CPI DO LIXO | Prefeitura de São Carlos responde CPI da Câmara sobre a São Carlos Ambiental

A Prefeitura de São Carlos, por meio da Secretaria de Serviços Públicos, respondeu, através de ofício, os questionamentos da Câmara Municipal sobre os pagamentos efetuados para a empresa São Carlos Ambiental e Revita. As informações foram solicitadas pelo vereador João Muller (PMDB), pelo requerimento de número 536. 

O objetivo principal das informações encaminhadas a Câmara é explicar e esclarecer que a Prefeitura não concedeu nenhum benefício para as empresas São Carlos Ambiental e Revita para ter desconto nos valores cobrados da coleta de lixo e limpeza da cidade.

Logo nos primeiros dias da administração, o prefeito Airton Garcia tomou ciência do caos que estava à situação do lixo na cidade.  Pagamentos de serviços atrasados, ameaça de paralisação dos serviços, funcionários sem receber salários. Até uma paralisação no serviço, a atual administração enfrentou. A cidade ficou dois dias sem coleta de lixo em fevereiro.

Empenhado em solucionar o problema, o mais rapidamente possível, Airton levantou os valores não pagos, confirmou a realização dos serviços e chamou as empresas para uma negociação.

Para a São Carlos Ambiental, a Prefeitura devia um total de R$ 5.174.548,58 relativos aos meses de setembro, outubro, novembro e dezembro. Para a Revita, R$ 607.262,19, valores não pagos em outubro, novembro e dezembro.
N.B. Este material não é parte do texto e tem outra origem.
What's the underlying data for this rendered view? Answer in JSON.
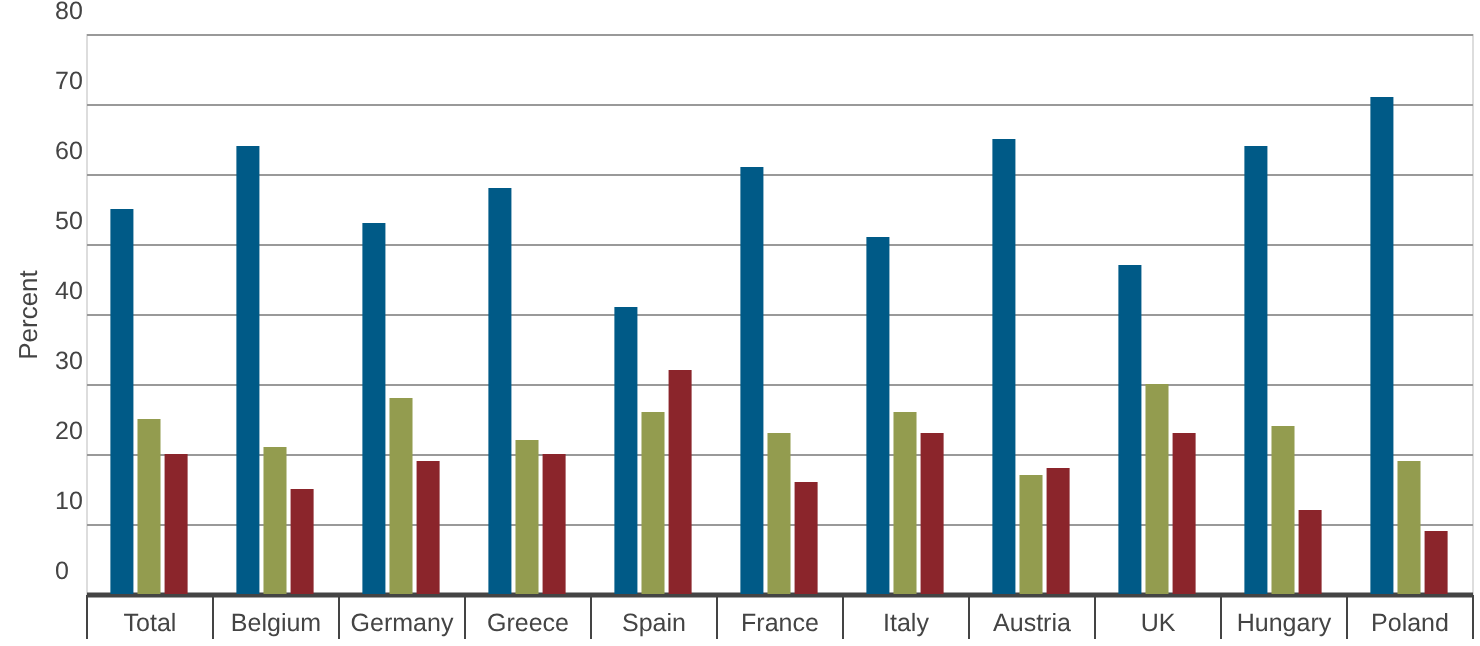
{
  "chart_data": {
    "type": "bar",
    "ylabel": "Percent",
    "categories": [
      "Total",
      "Belgium",
      "Germany",
      "Greece",
      "Spain",
      "France",
      "Italy",
      "Austria",
      "UK",
      "Hungary",
      "Poland"
    ],
    "series": [
      {
        "color": "#005a87",
        "values": [
          55,
          64,
          53,
          58,
          41,
          61,
          51,
          65,
          47,
          64,
          71
        ]
      },
      {
        "color": "#939c4f",
        "values": [
          25,
          21,
          28,
          22,
          26,
          23,
          26,
          17,
          30,
          24,
          19
        ]
      },
      {
        "color": "#8b252b",
        "values": [
          20,
          15,
          19,
          20,
          32,
          16,
          23,
          18,
          23,
          12,
          9
        ]
      }
    ],
    "ylim": [
      0,
      80
    ],
    "yticks": [
      0,
      10,
      20,
      30,
      40,
      50,
      60,
      70,
      80
    ],
    "grid": "y"
  }
}
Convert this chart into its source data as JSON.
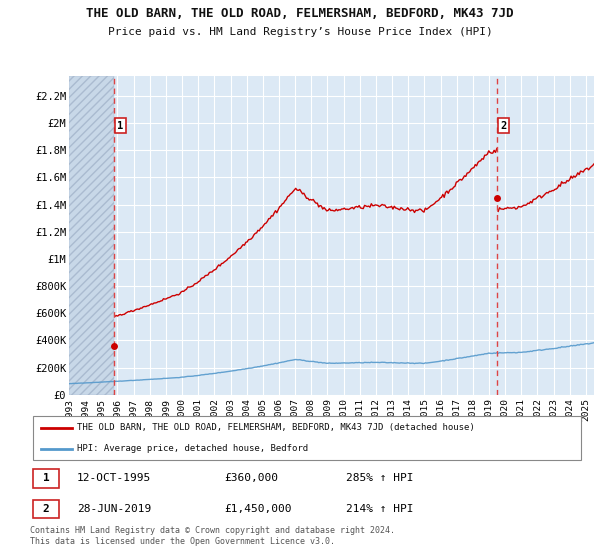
{
  "title": "THE OLD BARN, THE OLD ROAD, FELMERSHAM, BEDFORD, MK43 7JD",
  "subtitle": "Price paid vs. HM Land Registry’s House Price Index (HPI)",
  "ylabel_ticks": [
    "£0",
    "£200K",
    "£400K",
    "£600K",
    "£800K",
    "£1M",
    "£1.2M",
    "£1.4M",
    "£1.6M",
    "£1.8M",
    "£2M",
    "£2.2M"
  ],
  "ytick_values": [
    0,
    200000,
    400000,
    600000,
    800000,
    1000000,
    1200000,
    1400000,
    1600000,
    1800000,
    2000000,
    2200000
  ],
  "ylim": [
    0,
    2350000
  ],
  "xlim_start": 1993.0,
  "xlim_end": 2025.5,
  "xticks": [
    1993,
    1994,
    1995,
    1996,
    1997,
    1998,
    1999,
    2000,
    2001,
    2002,
    2003,
    2004,
    2005,
    2006,
    2007,
    2008,
    2009,
    2010,
    2011,
    2012,
    2013,
    2014,
    2015,
    2016,
    2017,
    2018,
    2019,
    2020,
    2021,
    2022,
    2023,
    2024,
    2025
  ],
  "purchase1_x": 1995.78,
  "purchase1_y": 360000,
  "purchase1_label": "1",
  "purchase2_x": 2019.49,
  "purchase2_y": 1450000,
  "purchase2_label": "2",
  "red_line_color": "#cc0000",
  "blue_line_color": "#5599cc",
  "dashed_line_color": "#dd4444",
  "legend_line1": "THE OLD BARN, THE OLD ROAD, FELMERSHAM, BEDFORD, MK43 7JD (detached house)",
  "legend_line2": "HPI: Average price, detached house, Bedford",
  "table_row1_date": "12-OCT-1995",
  "table_row1_price": "£360,000",
  "table_row1_hpi": "285% ↑ HPI",
  "table_row2_date": "28-JUN-2019",
  "table_row2_price": "£1,450,000",
  "table_row2_hpi": "214% ↑ HPI",
  "footer": "Contains HM Land Registry data © Crown copyright and database right 2024.\nThis data is licensed under the Open Government Licence v3.0.",
  "bg_color": "#ffffff",
  "plot_bg_color": "#dce9f5",
  "grid_color": "#ffffff",
  "hatch_area_color": "#c8d8e8"
}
No total, só do ano passado, a dívida com as empresas era de R$ 5.781.810,77. Depois de muitas reuniões e conversas, a empresa ciente da situação financeira da Prefeitura, negociou os valores em atrasos e aceitou conceder uma dedução em favor do munícipio.

O pagamento para as empresas não foram feitos de imediato, pois apesar da confirmação da prestação dos serviços, os empenhos de pagamento haviam sido cancelados pela administração anterior.

Diante da situação, o prefeito Airton Garcia determinou que fosse instaurada uma sindicância para apurar o cancelamento dos empenhos e a falta de pagamentos as empresas. O pagamento as empresas só foi possível depois que o prefeito determinou um novo empenho. Foram pagos do ano passado R$ 4.300.000,00 mais R$ 1.374.915,90 de janeiro e R$ 1.403.941,99 de fevereiro.

Hoje, não há nenhum acordo escrito ou verbal com as empresas São Carlos Ambiental e Revita. As empresas concederam um benefício para a administração sem nenhuma contrapartida ou alteração de serviços, pois se tratava de desconto por pontualidade nos pagamentos. A Prefeitura e as empresas continuam conversando. Qualquer acordo firmado será encaminhado a Câmara Municipal para aprovação.  

Para o chefe de gabinete da Procuradoria Geral, Ademir Souza, “a Lei Orgânica do Município tem como ordenador de despesas, o prefeito, assim, somente ao prefeito caberia o cancelamento dos empenhos relativos aos serviços prestados pelas empresas São Carlos Ambiental e Revita. Com a instauração da sindicância, se buscará os motivos e os responsáveis pelo cancelamento. Se a realização dos serviços foi certificada pela Secretaria de Serviços Públicos, se o contrato está regular e vigente, a Procuradoria Geral entende que os empenhos não poderiam ser cancelados. Ao contrário, mantidos e os valores pagos. Ressalto ainda que, em sendo o ordenador de despesas, o ex-prefeito Paulo Roberto Altomani, ele poderá ser responsabilizado, bem como outros que tenham participado ou dado causa ao ato. O resultado da sindicância originará ações competentes, comunicações ao Tribunal de Contas do Estado e ao Ministério Público, para que referidos órgãos conheçam do fato e que tomem providências cabíveis ao caso”.

O prefeito Airton Garcia continua empenhado no ajuste do contrato com a São Carlos Ambiental. “Ainda não temos um acordo fechado com a empresa de lixo, mas estamos conversando. Preciso readequar os contratos de prestação de serviço do município para ter recursos e investir em outras áreas”, afirmou Airton.